On observe cela aussi chez le délirant au début de la maladie. Il est bouleversé par la découverte d’être persécuté, ou d’être trompé, ou d’entendre une voix qui lui commande. Et parce qu’il en est affecté, il va vouloir prendre position. Mais petit à petit, quand l’affect s’atténue et disparaît, il ne reste plus qu’un phénomène cognitif dont le patient ne doute plus. Cette comparaison ne signifie pas que le possédé soit un délirant. Elle veut montrer simplement que dans le monde subjectif du sujet, le « je », veut prendre position vis-à-vis d’une intuition qui l’affecte, que son origine soit maladive ou non.

Ce qui me paraît important, c’est d’entendre le « je ». Que veut nous dire une personne possédée ou une personne malade quand elle utilise un langage religieux ; quand elle nous confie qu’elle trouve la force dans la prière ; quand elle nous dit avoir reçu un signe de Dieu au plus profond de sa détresse ; quand elle affirme que Dieu seul peut encore l’aider ; quand elle se dit maudite à cause de ses péchés ; enfin quand elle se plaint d’être possédée par le démon ?
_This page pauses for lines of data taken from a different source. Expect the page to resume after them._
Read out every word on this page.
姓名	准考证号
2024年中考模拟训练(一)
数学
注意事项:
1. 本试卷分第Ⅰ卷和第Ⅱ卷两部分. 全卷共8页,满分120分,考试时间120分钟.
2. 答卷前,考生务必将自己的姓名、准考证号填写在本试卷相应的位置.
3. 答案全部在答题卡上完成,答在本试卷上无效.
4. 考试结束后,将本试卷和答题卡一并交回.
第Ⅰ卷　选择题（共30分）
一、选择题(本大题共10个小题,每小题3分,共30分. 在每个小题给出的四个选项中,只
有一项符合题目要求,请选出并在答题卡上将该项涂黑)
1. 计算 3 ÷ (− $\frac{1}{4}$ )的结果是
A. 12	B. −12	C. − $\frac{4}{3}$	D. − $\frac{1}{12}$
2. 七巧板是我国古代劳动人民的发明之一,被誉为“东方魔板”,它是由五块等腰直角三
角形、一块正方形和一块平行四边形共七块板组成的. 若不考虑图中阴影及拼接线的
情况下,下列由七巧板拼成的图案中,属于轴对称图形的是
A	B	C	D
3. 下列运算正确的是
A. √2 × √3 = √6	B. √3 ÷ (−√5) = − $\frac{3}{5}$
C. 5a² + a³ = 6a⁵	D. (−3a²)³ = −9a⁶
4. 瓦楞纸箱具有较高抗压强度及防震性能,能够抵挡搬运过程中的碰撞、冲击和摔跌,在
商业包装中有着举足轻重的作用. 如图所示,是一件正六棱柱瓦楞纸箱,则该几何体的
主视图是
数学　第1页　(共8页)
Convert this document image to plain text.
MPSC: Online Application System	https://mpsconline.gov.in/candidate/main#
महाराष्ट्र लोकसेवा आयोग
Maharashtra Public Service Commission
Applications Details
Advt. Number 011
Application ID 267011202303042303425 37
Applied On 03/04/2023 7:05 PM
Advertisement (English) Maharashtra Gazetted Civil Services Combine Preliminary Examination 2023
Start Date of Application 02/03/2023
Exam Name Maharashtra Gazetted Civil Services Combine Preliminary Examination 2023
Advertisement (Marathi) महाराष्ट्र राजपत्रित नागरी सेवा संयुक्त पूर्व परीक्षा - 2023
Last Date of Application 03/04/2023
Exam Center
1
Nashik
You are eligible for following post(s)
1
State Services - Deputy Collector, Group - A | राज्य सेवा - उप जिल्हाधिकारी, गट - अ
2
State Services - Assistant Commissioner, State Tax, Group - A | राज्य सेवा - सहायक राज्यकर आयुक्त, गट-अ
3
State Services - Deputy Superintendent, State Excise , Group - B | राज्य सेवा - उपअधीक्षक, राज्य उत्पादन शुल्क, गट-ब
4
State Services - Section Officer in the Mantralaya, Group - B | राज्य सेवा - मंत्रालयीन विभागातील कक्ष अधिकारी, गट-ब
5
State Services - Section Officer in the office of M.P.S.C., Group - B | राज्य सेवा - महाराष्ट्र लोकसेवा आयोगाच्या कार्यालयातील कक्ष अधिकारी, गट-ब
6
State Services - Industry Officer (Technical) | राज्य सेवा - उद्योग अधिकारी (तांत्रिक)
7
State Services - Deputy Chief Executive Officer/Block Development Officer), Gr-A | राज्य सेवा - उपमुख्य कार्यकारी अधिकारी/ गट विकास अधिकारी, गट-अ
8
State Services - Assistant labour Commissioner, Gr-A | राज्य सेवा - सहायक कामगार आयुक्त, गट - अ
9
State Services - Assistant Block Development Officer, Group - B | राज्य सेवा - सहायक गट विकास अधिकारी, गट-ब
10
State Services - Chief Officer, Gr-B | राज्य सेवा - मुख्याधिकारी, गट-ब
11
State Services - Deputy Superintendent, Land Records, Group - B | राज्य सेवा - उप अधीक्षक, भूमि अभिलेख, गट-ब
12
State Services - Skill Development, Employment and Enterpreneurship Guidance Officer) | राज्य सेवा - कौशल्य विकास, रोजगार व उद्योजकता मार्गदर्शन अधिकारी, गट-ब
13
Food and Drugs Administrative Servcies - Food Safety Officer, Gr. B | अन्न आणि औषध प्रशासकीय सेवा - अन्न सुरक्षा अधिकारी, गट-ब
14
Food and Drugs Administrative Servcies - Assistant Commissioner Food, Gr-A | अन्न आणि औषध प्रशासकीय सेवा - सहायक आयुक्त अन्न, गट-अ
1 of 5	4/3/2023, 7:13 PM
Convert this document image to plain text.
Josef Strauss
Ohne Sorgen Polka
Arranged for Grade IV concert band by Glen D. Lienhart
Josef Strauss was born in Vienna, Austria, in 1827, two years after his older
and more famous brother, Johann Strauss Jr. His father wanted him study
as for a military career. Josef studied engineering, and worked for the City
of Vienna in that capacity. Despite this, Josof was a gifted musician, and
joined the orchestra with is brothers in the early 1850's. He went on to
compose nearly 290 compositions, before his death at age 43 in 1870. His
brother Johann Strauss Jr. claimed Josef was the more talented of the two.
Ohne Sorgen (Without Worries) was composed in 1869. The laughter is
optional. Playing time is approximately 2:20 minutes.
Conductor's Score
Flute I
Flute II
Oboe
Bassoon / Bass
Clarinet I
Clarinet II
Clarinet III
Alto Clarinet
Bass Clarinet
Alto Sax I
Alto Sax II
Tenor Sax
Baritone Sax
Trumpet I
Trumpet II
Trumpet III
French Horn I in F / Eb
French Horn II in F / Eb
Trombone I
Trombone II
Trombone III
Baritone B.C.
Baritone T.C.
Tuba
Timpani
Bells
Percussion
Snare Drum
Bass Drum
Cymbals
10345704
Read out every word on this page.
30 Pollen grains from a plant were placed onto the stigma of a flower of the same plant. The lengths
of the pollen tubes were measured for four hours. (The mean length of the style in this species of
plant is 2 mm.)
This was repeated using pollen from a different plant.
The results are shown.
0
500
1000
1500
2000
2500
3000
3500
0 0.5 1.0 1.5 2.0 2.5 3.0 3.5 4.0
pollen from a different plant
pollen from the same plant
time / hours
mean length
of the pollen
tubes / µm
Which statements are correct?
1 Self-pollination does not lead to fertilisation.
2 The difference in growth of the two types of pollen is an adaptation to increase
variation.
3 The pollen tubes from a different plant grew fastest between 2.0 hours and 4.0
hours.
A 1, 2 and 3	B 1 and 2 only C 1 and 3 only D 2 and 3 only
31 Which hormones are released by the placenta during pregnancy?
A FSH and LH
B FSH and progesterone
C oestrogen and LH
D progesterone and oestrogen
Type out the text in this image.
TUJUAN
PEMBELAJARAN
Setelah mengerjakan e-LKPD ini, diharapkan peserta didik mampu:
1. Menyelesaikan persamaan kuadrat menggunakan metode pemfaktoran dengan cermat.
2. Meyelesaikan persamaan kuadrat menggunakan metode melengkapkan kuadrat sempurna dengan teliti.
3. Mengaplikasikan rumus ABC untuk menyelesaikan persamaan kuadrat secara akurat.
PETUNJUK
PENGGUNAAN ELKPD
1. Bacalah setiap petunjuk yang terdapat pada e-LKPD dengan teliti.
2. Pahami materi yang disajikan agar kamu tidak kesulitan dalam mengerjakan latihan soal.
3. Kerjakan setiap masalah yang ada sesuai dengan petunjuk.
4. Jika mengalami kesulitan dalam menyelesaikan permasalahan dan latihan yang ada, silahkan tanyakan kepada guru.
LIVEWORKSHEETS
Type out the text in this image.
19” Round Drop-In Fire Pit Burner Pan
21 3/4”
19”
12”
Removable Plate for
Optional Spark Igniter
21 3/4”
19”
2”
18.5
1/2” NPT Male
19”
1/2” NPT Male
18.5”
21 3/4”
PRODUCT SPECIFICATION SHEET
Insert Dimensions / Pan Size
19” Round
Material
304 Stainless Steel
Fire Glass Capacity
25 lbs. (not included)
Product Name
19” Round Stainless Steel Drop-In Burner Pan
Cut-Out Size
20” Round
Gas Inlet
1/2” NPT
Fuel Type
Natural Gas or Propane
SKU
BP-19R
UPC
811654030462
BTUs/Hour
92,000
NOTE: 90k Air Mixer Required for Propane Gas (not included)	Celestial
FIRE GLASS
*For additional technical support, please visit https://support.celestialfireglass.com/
Ces propos sont la révélation d’un jugement et d’une prise de position. Ils nous disent quelque chose sur la personne et son questionnement existentiel. Ils peuvent aussi être dits pour provoquer une réaction de manière à être reconnue dans la façon dont elle porte son fardeau. Ce peut être aussi une recherche auprès de quelqu’un, du sens de ce qu’elle vit. De toutes manières, par le biais du langage religieux, elle demande une attention à ce qu’elle vit. L’important est de l’entendre pour pouvoir l’accompagner.

[1C’est ce que fait le monde scientifique pour affirmer un savoir vérifiable.

[2L’imagerie par résonance magnétique est une technique de référence pour l’étude du fonctionnement cérébral humain.